Normally I stay in a tent on the showground, but this year I’m in the hotel — the Sleep Inn at the Peterborough service station on the A1.
It does have some advantages. I get a good night’s sleep, I don’t have to share the showers with five thousand other people, and there’s a wi-fi access point, so I can blog. It also means that I don’t have to put up with being out in a tent if there’s a thunderstorm at night, which usually happens at least once during the week nearly every year.
However, when all’s said and done, I think I prefer my tent.
The big problem is that the hotel is pretty isolated from the camp life on the showground. The thing that I love about Faith Camp is that it’s a time when we meet up with old friends, make new friends, and generally have a good time all together. A mile from the showground on the other side of the motorway, it’s a bit awkward. Besides, sleeping on hard ground (or an inflatable camp bed), fitting your shower time round everybody else, night-time thunderstorms, and being well and truly off-line is half the fun of it.
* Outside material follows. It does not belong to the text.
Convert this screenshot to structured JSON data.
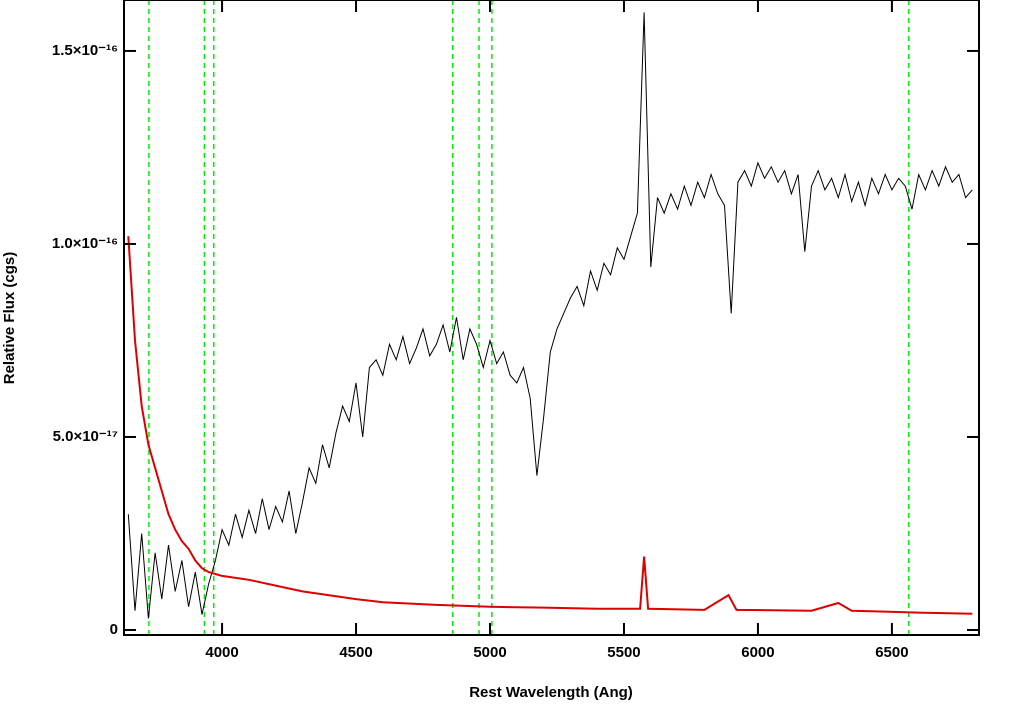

A new feature of Faith Camp this year is a daily video report from around the showground, which is shown on the screens at some point in the main meeting every evening. Pastor Colin introduced them last night, saying “Apparently, the in word is ‘blog’. So here is our first video blog.”
It’s a great idea, though perhaps a slight misunderstanding of the word “blog” — which actually means an online diary that allows readers to post comments. A bit like my own website, for example. Purists such as Robert Scoble would add the requirement for RSS feeds, trackbacks and pinging blog search engines such as Technorati, though in practice, not all blogs do this. Then again, I guess we could stretch the definition a bit just for Faith Camp. There aren’t likely to be that many people going online on the East of England Showground during the week, after all.
Update: They’ve put the videos online. Lovely. I think that qualifies as a blog now.